For submitting the report and the sources proceed as follows: Create the following directory structure one of IMADAs pool machines (of course you have to copy the data from the NERSC filesystem to the IMADA system before doing that, and you have to modify the directory names below if you use different systems than Edison for the OpenMP, pthreads, and MPI implementation.)
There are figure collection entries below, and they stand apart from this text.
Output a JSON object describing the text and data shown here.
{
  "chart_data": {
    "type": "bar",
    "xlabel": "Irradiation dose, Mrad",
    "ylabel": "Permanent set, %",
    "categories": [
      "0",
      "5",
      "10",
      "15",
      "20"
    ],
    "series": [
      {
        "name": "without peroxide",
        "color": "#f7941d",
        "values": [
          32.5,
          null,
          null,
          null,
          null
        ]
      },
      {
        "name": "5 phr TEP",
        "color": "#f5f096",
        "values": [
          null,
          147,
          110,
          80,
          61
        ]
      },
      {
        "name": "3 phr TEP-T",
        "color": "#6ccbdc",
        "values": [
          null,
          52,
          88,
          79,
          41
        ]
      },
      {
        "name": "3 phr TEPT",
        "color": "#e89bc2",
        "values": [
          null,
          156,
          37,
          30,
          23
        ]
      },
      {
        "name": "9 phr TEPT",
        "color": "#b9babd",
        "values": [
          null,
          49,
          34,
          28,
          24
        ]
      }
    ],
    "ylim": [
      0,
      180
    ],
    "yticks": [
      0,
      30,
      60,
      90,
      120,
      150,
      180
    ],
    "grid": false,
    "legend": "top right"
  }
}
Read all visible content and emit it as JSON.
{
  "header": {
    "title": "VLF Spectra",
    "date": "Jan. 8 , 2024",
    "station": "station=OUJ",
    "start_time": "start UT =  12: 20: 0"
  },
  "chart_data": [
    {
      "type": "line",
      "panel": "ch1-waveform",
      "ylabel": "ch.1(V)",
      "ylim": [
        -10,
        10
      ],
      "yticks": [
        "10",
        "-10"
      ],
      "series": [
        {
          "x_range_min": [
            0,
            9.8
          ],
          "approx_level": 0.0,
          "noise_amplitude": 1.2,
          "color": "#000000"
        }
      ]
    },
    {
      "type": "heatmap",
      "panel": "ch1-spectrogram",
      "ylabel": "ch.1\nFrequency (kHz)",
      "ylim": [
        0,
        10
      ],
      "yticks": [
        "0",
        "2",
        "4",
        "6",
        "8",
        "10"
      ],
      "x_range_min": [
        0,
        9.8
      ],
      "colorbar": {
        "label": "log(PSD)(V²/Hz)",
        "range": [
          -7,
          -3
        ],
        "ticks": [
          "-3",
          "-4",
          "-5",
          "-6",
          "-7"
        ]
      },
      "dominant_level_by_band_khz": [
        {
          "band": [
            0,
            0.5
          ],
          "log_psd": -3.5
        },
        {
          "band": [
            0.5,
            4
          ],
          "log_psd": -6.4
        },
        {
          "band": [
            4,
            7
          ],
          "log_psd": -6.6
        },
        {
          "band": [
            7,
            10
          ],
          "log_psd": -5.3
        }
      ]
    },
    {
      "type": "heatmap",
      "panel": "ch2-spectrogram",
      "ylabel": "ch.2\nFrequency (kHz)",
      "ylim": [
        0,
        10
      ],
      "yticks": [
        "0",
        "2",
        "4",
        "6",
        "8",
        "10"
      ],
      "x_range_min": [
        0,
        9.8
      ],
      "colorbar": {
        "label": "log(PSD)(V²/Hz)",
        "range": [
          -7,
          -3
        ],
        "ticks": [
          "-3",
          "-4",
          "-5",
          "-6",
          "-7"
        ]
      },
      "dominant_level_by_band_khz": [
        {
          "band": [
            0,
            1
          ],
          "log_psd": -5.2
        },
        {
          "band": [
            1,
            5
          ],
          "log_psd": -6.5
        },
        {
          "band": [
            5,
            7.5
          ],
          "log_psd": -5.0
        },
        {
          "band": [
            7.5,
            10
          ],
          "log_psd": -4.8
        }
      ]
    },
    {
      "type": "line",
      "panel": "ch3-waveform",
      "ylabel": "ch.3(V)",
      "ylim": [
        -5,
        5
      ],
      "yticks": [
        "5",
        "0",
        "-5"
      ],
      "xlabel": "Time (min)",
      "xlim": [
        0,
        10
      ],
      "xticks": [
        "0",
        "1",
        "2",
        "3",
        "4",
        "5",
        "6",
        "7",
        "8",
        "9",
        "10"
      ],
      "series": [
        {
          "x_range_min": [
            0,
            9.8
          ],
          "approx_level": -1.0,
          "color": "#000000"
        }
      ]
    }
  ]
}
mandatory2/ mandatory2/report/ mandatory2/openmp-edison/sources/ mandatory2/openmp-edison/results/ mandatory2/pthreads-edison/sources/ mandatory2/pthreads-edison/results/ mandatory2/mpi-edison/sources/ mandatory2/mpi-edison/results/
Put your report, sources, and results in the corresponding
directory. The source directories should include all files that are
necessary to produce an executable code on the corresponing NERSC
resources. Each of the three sources
directories and each
of the three results
directories should also contain
a README
file that describes details. It basically has to
be possible to copy the complete sources to the file system of the
system of your choice, and to produce executable files via a
simple make
command. The report
directory,
the sources
directories, and the results
directories should not contain more than 10MB of data each. You should consider to
include a webpage (please use the filename index.html
) in the results
directories that includes animations to show the correctness of your simulation for reasonably chosen
number of particles.
The submission procedure for blackboard will be specified soon.
Additionally, you shall hand in a printout of your report and of your source code (10 pages limit applies only to the report, not to the source code). (my mailbox, my office, or during the lecture).
The strict deadline for submission (electronically and printouts) is 20.11.2017, 15:00am.
Frequently Asked Questions (FAQ)
- Are we allowed to work in groups?
Yes, but you should clearly state who contributed with what in the report. The mandatory assignments are part of your final exam, i.e., you have to fully understand all parts of what you have done.